Personally, I like mitfreude best. It literally translates to “with-joy,” and it makes the connection to the better-known term schadenfreude immediately obvious. It’s not to be confused with the feeling of pride, which is joy in the success of something you had something to do with, though I think the feelings frequently overlap. Mitfreude is joy in someone else’s success where your interests don’t enter into it. It’s something I’ve been feeling a lot recently.
It’s Thanksgiving. It’s my one day off this week. I’m really stressed out about a few creative things I’m working on. I’m drinking coffee and psyching myself up for a day of putting in work on the arts that I love, which is still work and therefore hard even though I know the end result will be worth it. I have never cooked a Thanksgiving meal in my life, but I imagine people who do have a similar feeling about the work they do to put together a spread for their family and friends.
But I wanted to take a few minutes here in the morning, still cozy in my blankets, to think about thankfulness and mitfreude. To think about how thankful I am for my friends and family, near and far. How happy I am to see friends posting pictures on Facebook and Instagram of the pies they’re baking and the turkeys they’re roasting. Social media haters to the left — I like seeing the pride and pleasure on the faces of my friends across the country as they display their accomplishments with a carefully chosen filter and a #blessed in the caption.
How thankful I am for this last year, where I was challenged creatively and given some dream opportunities — all of which contributed in one way or another to the current opportunities that I’m working on, so, you know, bless this stress. And how happy I am to see my friends, new and old, pursuing their own amazingly cool opportunities. Folks on stage, on screens big and small, on the page, on the web, behind the scenes, behind the desk, making the world better and brighter and more beautiful in ways big and small.
How thankful I am for my health. (Tuesday I scheduled an appointment to get braces — for the third time — to fix some messed-up teeth, and I was pretty overjoyed because I was fully expecting to be told I’d need surgery. If you’d told twelve-year-old me I’d be thankful for braces, I’d have told you you were nuts.)

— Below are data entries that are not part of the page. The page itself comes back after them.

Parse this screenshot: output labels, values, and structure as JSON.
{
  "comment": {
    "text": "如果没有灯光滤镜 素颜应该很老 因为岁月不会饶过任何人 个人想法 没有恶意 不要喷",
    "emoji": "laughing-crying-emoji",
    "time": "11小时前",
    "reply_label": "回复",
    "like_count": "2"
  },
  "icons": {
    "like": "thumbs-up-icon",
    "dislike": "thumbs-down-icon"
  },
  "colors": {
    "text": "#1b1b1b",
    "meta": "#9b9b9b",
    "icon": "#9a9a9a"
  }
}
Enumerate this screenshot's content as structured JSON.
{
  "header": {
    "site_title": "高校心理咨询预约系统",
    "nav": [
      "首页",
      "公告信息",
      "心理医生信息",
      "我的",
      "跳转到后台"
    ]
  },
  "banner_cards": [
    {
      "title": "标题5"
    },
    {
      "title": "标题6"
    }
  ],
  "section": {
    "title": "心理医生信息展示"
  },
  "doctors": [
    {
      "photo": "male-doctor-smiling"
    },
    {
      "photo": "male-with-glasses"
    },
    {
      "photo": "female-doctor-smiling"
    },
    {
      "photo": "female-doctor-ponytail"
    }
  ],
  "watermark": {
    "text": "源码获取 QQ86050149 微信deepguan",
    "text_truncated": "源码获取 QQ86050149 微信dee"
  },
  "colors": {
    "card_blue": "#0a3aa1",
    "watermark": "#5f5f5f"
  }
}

How happy I am in the happiness of others today, and how thankful I am to be able to share it. How thankful I am for the people who have shown me respect and patience and kindness and generosity. How thankful and hopeful I am that I can extend those same things to others, albeit imperfectly.
I know holidays are hard for a lot of people, this year or every year, and I hope that no matter how you’re celebrating or not celebrating today, that you are warm and well-fed and relaxed. I’m thankful for you.